CCAT RoboFair Poster

I also decided to try to run a survey during the event, but this didn’t quite work out as planned… ie I didn’t really get anyone to complete the survey (except for about four people for whom I entered the answers myself). Note to self: don’t expect people wandering round an open-day style event to scan QR codes or go to (even shortened) web addresses unless there’s a prize on offer!

However, in spite of this failure I did get to talk to a lot of great people, and certainly got the overall sense that many are interested in the relationship between technology and human culture/society to the extent that they would be like to attend seminars/workshops to think about and discuss the topic. I’m pretty sure that no-one I spoke to had ever heard the word MOOC though.

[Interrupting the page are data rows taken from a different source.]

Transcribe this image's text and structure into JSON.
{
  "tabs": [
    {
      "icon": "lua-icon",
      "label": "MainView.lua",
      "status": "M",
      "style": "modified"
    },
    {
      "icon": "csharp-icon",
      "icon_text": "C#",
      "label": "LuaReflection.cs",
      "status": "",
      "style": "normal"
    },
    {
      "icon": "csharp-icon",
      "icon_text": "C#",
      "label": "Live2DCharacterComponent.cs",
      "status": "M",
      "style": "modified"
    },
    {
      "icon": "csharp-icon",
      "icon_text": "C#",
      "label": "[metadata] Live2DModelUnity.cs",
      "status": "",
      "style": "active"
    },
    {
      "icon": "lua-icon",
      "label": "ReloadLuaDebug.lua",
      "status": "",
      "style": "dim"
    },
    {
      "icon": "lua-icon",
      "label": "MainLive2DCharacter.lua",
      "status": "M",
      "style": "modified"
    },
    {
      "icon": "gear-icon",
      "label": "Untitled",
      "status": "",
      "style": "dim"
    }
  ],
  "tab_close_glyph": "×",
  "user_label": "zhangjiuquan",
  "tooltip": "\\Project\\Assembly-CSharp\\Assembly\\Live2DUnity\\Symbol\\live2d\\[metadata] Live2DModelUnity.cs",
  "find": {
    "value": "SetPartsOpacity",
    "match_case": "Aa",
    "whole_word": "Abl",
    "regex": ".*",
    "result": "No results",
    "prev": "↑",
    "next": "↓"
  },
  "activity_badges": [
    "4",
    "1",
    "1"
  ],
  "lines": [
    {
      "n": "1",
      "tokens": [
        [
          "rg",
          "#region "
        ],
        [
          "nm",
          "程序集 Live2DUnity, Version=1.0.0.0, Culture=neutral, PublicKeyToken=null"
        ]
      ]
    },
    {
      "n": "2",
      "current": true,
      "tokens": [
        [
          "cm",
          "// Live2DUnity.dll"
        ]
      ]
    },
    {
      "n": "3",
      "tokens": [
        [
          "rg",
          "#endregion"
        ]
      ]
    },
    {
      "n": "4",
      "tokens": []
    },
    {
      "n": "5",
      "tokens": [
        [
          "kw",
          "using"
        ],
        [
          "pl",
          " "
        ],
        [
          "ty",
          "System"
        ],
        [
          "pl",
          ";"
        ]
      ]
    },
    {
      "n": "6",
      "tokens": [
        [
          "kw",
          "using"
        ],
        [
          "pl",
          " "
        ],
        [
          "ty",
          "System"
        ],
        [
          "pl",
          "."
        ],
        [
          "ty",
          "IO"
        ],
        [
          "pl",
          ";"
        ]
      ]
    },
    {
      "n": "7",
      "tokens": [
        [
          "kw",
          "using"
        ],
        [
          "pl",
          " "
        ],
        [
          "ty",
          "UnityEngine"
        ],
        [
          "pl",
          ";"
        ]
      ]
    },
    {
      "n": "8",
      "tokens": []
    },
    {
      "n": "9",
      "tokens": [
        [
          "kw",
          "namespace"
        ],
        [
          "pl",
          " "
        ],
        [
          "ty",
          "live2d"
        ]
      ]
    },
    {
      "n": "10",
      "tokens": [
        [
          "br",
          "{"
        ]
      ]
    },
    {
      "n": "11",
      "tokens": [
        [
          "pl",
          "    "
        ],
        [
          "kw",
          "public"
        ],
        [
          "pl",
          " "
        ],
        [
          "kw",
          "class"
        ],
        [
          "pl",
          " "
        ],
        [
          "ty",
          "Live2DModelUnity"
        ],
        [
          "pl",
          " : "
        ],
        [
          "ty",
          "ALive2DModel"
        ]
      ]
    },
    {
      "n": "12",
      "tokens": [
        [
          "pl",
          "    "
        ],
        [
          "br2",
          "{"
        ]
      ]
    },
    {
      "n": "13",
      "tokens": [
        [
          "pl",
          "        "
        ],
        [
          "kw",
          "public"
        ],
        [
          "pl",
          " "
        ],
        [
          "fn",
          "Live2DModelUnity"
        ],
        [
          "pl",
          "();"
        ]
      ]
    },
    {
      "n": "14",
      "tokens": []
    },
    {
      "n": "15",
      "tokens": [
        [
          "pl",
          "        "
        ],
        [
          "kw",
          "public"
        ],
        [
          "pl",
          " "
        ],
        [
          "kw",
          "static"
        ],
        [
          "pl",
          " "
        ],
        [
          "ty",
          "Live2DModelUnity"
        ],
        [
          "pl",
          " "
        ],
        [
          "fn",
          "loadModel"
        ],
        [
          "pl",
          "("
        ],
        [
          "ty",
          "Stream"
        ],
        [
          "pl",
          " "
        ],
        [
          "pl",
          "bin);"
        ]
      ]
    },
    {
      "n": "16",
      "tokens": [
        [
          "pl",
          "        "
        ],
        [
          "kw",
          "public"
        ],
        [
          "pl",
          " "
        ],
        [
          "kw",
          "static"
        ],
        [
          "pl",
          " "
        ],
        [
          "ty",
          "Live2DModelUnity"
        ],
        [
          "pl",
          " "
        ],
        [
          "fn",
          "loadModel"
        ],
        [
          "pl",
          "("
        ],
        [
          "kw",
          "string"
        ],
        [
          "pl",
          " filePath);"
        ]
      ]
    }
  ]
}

I did have a very brief wander around the rest of RoboFair, and I met a very interesting artist, Nathan Thompson, with a “robo-guitar briefcase” (yes, that’s how he describes it). I’d link to his website, but I think it’s having a few technical problems at the moment; however, assuming I catch up with Nathan and his robo-guitar again I’ll write a post about this analogue-based device, which has toured Japan recently and I’m hoping will perform in Perth sometime soon.